You might be interested to learn that some of my former students who work in the software development industry have to write a series of tests, with expected outputs, before writing the actual code.


Presentation. In the Real World, the software industry you may well encounter after you graduate, the presentation of code is more important than you might think. Many software companies establish guidelines for the presentation of source code, often called a house style, that developers and maintainers are expected to use. Maintenance tends to be a more expensive activity than development, so it is important that people reading someone else’s code are able to understand quickly what it is doing and how. When marking submissions, questions I ask myself are:

  • Is the code well commented? This means that the comments explain what the program is trying to do rather than interpreting individual lines of code in English. Well-commented programs usually have blocks of comments interspersed between sections of code, not a comment for each individual line.

  • Is there a block of comments at the top of the program that describes its purpose and shows how it is to be used?

  • Does the indentation of the program indicate its structure? Note that the indentation seen in an editor or IDE does not necessarily match what will be seen outside that editor.

  • Does the program source code conform to the house style? For this assignment, you need to ensure that no comment or line of code is longer than 80 characters. The underlying reason for this is that humans find lines containing more than 60–80 characters difficult to read. If your statement is longer than 80 characters in length, end all lines but the last with a backslash character, which is Python’s notation for continued logical lines. The only exception to this rule for comments containing long URLs, which can appear on a single line rather than being arbitrarily split into 80-column chunks.

  • Are there blank lines between sections of code to aid the reader’s understanding

  • Is there white space within lines to make them easier to read?


A good way to check that the code is OK in terms of line length is to use the program called longlines included in the assignment zip-file:


./longlines mapreader.py 

to report the lines in mapreader.py with over 80 characters in them. Note that there is no trade-off between categories here: a program which is beautifully written but totally devoid of comments will not score well.

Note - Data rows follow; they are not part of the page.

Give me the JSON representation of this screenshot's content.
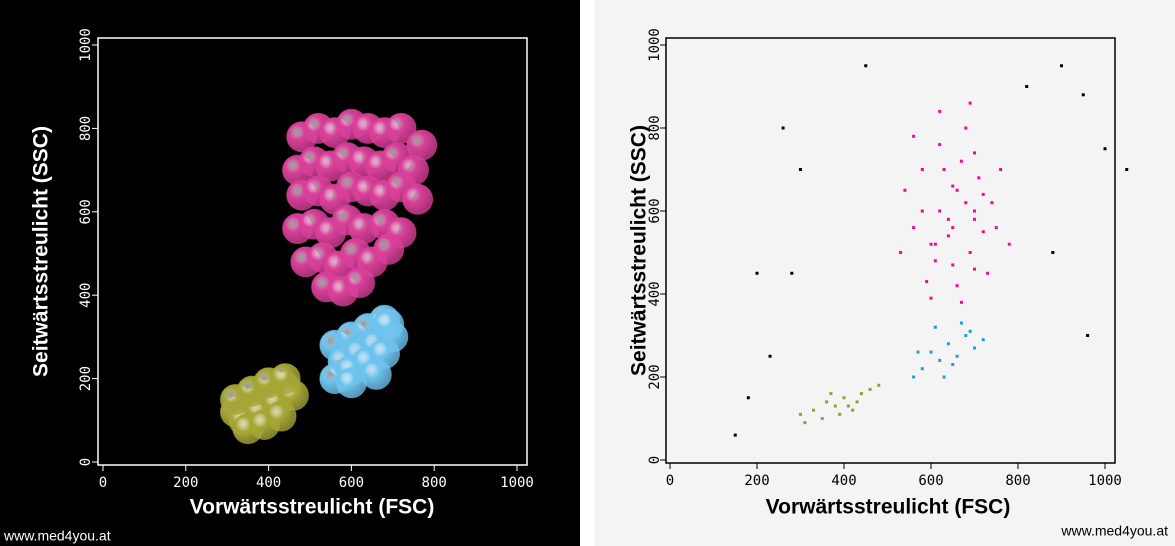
{
  "chart_data": [
    {
      "type": "scatter",
      "marker": "sphere",
      "background": "#000000",
      "axis_color": "#ffffff",
      "x_label": "Vorwärtsstreulicht (FSC)",
      "y_label": "Seitwärtsstreulicht (SSC)",
      "xlim": [
        0,
        1000
      ],
      "ylim": [
        0,
        1000
      ],
      "xticks": [
        0,
        200,
        400,
        600,
        800,
        1000
      ],
      "yticks": [
        0,
        200,
        400,
        600,
        800,
        1000
      ],
      "footer": "www.med4you.at",
      "series": [
        {
          "color": "#d9409a",
          "x": [
            480,
            520,
            560,
            600,
            640,
            680,
            720,
            770,
            470,
            510,
            550,
            590,
            630,
            670,
            710,
            750,
            480,
            520,
            560,
            600,
            640,
            680,
            720,
            760,
            470,
            510,
            550,
            590,
            630,
            680,
            720,
            490,
            530,
            570,
            610,
            650,
            690,
            540,
            580,
            620
          ],
          "values": [
            780,
            800,
            790,
            810,
            800,
            790,
            800,
            760,
            700,
            720,
            710,
            730,
            720,
            710,
            730,
            700,
            640,
            650,
            630,
            660,
            650,
            640,
            660,
            630,
            560,
            570,
            550,
            580,
            560,
            570,
            550,
            480,
            490,
            470,
            500,
            480,
            510,
            420,
            410,
            430
          ]
        },
        {
          "color": "#6ec3ee",
          "x": [
            560,
            600,
            640,
            680,
            580,
            620,
            660,
            700,
            560,
            600,
            640,
            680,
            600,
            660,
            690
          ],
          "values": [
            280,
            300,
            320,
            340,
            240,
            260,
            280,
            300,
            200,
            220,
            240,
            260,
            190,
            210,
            330
          ]
        },
        {
          "color": "#a6a636",
          "x": [
            320,
            360,
            400,
            440,
            340,
            380,
            420,
            460,
            320,
            360,
            400,
            440,
            350,
            390,
            430
          ],
          "values": [
            120,
            140,
            160,
            180,
            100,
            120,
            140,
            160,
            150,
            170,
            190,
            200,
            80,
            90,
            110
          ]
        }
      ]
    },
    {
      "type": "scatter",
      "marker": "dot",
      "background": "#f4f4f4",
      "axis_color": "#000000",
      "x_label": "Vorwärtsstreulicht (FSC)",
      "y_label": "Seitwärtsstreulicht (SSC)",
      "xlim": [
        0,
        1000
      ],
      "ylim": [
        0,
        1000
      ],
      "xticks": [
        0,
        200,
        400,
        600,
        800,
        1000
      ],
      "yticks": [
        0,
        200,
        400,
        600,
        800,
        1000
      ],
      "footer": "www.med4you.at",
      "series": [
        {
          "color": "#ff0099",
          "x": [
            620,
            650,
            680,
            700,
            600,
            640,
            660,
            720,
            580,
            610,
            690,
            740,
            560,
            630,
            670,
            710,
            750,
            590,
            650,
            700,
            620,
            680,
            540,
            760,
            600,
            660,
            720,
            640,
            580,
            700,
            530,
            780,
            620,
            690,
            650,
            610,
            730,
            670,
            560,
            700
          ],
          "values": [
            600,
            560,
            620,
            580,
            520,
            540,
            650,
            550,
            600,
            480,
            500,
            620,
            560,
            700,
            720,
            680,
            560,
            430,
            470,
            460,
            760,
            800,
            650,
            700,
            390,
            420,
            640,
            580,
            700,
            740,
            500,
            520,
            840,
            860,
            660,
            520,
            450,
            380,
            780,
            600
          ]
        },
        {
          "color": "#1e9be6",
          "x": [
            580,
            600,
            620,
            640,
            660,
            680,
            700,
            560,
            610,
            650,
            690,
            720,
            570,
            630,
            670
          ],
          "values": [
            220,
            260,
            240,
            280,
            250,
            300,
            270,
            200,
            320,
            230,
            310,
            290,
            260,
            200,
            330
          ]
        },
        {
          "color": "#9b9b2e",
          "x": [
            300,
            330,
            360,
            380,
            400,
            420,
            440,
            460,
            480,
            350,
            390,
            430,
            310,
            370,
            410
          ],
          "values": [
            110,
            120,
            140,
            130,
            150,
            120,
            160,
            170,
            180,
            100,
            110,
            140,
            90,
            160,
            130
          ]
        },
        {
          "color": "#000000",
          "x": [
            150,
            180,
            230,
            300,
            450,
            900,
            950,
            1000,
            1050,
            880,
            820,
            280,
            260,
            200,
            960
          ],
          "values": [
            60,
            150,
            250,
            700,
            950,
            950,
            880,
            750,
            700,
            500,
            900,
            450,
            800,
            450,
            300
          ]
        }
      ]
    }
  ]
}
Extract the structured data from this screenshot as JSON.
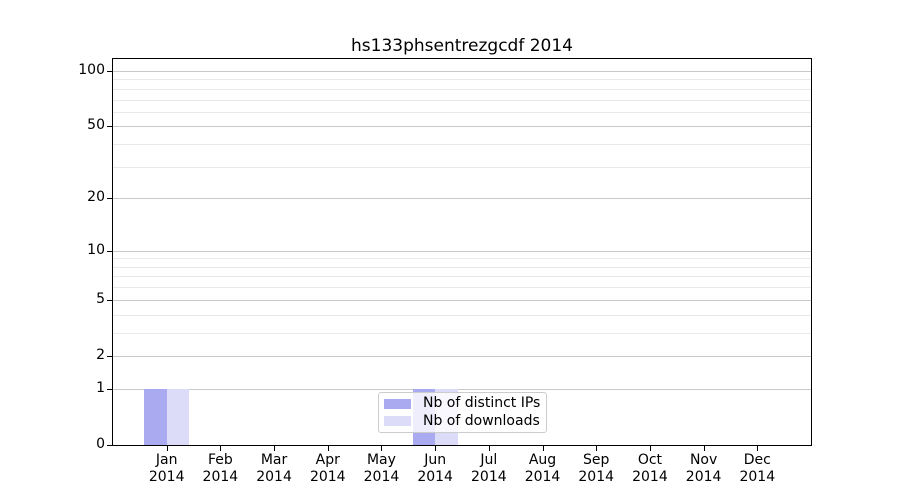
{
  "chart_data": {
    "type": "bar",
    "title": "hs133phsentrezgcdf 2014",
    "categories": [
      "Jan",
      "Feb",
      "Mar",
      "Apr",
      "May",
      "Jun",
      "Jul",
      "Aug",
      "Sep",
      "Oct",
      "Nov",
      "Dec"
    ],
    "x_sublabel": "2014",
    "series": [
      {
        "name": "Nb of distinct IPs",
        "color": "#aaaaf0",
        "values": [
          1,
          0,
          0,
          0,
          0,
          1,
          0,
          0,
          0,
          0,
          0,
          0
        ]
      },
      {
        "name": "Nb of downloads",
        "color": "#dcdcf8",
        "values": [
          1,
          0,
          0,
          0,
          0,
          1,
          0,
          0,
          0,
          0,
          0,
          0
        ]
      }
    ],
    "yscale": "log1p",
    "y_major_ticks": [
      0,
      1,
      2,
      5,
      10,
      20,
      50,
      100
    ],
    "y_minor_ticks": [
      3,
      4,
      6,
      7,
      8,
      9,
      30,
      40,
      60,
      70,
      80,
      90
    ],
    "ylim": [
      0,
      116
    ],
    "xlim": [
      -1,
      12
    ],
    "grid": true,
    "legend_position": "lower center",
    "colors": {
      "major_grid": "#c9c9c9",
      "minor_grid": "#e9e9e9",
      "axis": "#000000",
      "background": "#ffffff"
    }
  }
}
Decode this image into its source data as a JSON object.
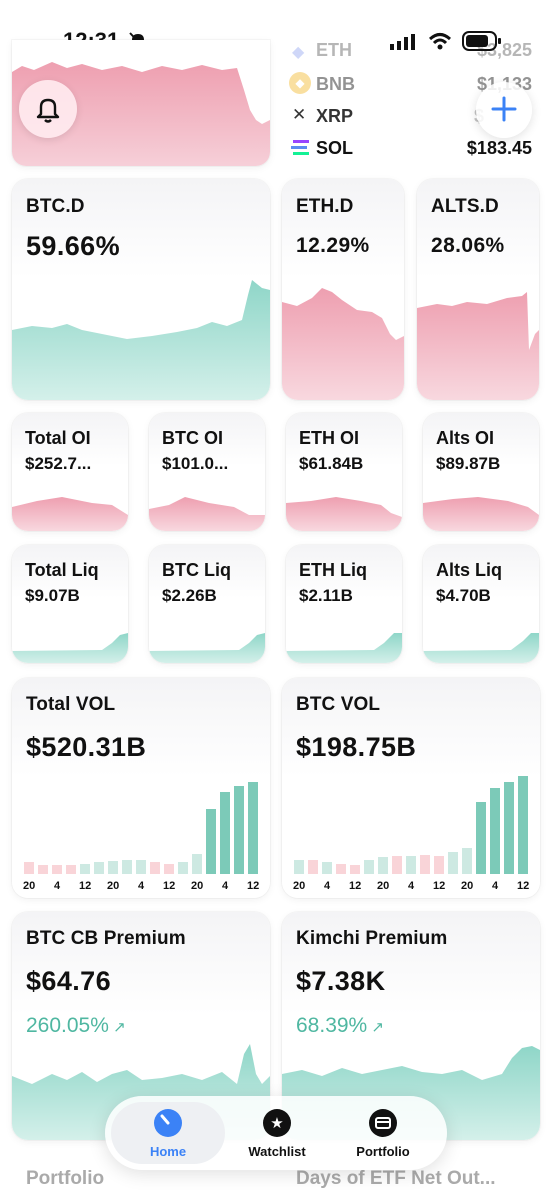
{
  "status_bar": {
    "time": "12:31"
  },
  "ticker": {
    "items": [
      {
        "symbol": "ETH",
        "price": "$3,825"
      },
      {
        "symbol": "BNB",
        "price": "$1,133"
      },
      {
        "symbol": "XRP",
        "price": "$"
      },
      {
        "symbol": "SOL",
        "price": "$183.45"
      }
    ]
  },
  "dominance": [
    {
      "label": "BTC.D",
      "value": "59.66%"
    },
    {
      "label": "ETH.D",
      "value": "12.29%"
    },
    {
      "label": "ALTS.D",
      "value": "28.06%"
    }
  ],
  "open_interest": [
    {
      "label": "Total OI",
      "value": "$252.7..."
    },
    {
      "label": "BTC OI",
      "value": "$101.0..."
    },
    {
      "label": "ETH OI",
      "value": "$61.84B"
    },
    {
      "label": "Alts OI",
      "value": "$89.87B"
    }
  ],
  "liquidations": [
    {
      "label": "Total Liq",
      "value": "$9.07B"
    },
    {
      "label": "BTC Liq",
      "value": "$2.26B"
    },
    {
      "label": "ETH Liq",
      "value": "$2.11B"
    },
    {
      "label": "Alts Liq",
      "value": "$4.70B"
    }
  ],
  "volume": [
    {
      "label": "Total VOL",
      "value": "$520.31B",
      "ticks": [
        "20",
        "4",
        "12",
        "20",
        "4",
        "12",
        "20",
        "4",
        "12"
      ]
    },
    {
      "label": "BTC VOL",
      "value": "$198.75B",
      "ticks": [
        "20",
        "4",
        "12",
        "20",
        "4",
        "12",
        "20",
        "4",
        "12"
      ]
    }
  ],
  "premium": [
    {
      "label": "BTC CB Premium",
      "value": "$64.76",
      "change": "260.05%"
    },
    {
      "label": "Kimchi Premium",
      "value": "$7.38K",
      "change": "68.39%"
    }
  ],
  "bottom_cards": [
    {
      "label": "Portfolio"
    },
    {
      "label": "Days of ETF Net Out..."
    }
  ],
  "tab_bar": {
    "items": [
      {
        "label": "Home"
      },
      {
        "label": "Watchlist"
      },
      {
        "label": "Portfolio"
      }
    ]
  },
  "colors": {
    "green": "#4fb7a1",
    "red": "#e27a8f",
    "blue": "#3b82f6"
  }
}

Examples To give you an idea of how programs are actually marked, here are two fictitious examples. The first is a bare pass: it works and produces correct results but omits all the niceties of good programming. The second is as close to a perfect submission as I think is possible to expect: it does include all the information a maintainer might reasonably want when seeing the code for the first time (or an academic when marking a submission). It is easy to read and coded in a way that encourages re-use.


  • a program receiving 50%

  • a program receiving 100%


In both cases, the document starts with cover sheet much like the one that you will receive for your own submission. That is followed by all the source code files of your submission that I marked, partly because I may refer to specific line numbers in my feedback and partly so that you can check there were no problems with FASER (which has happened occasionally in the past).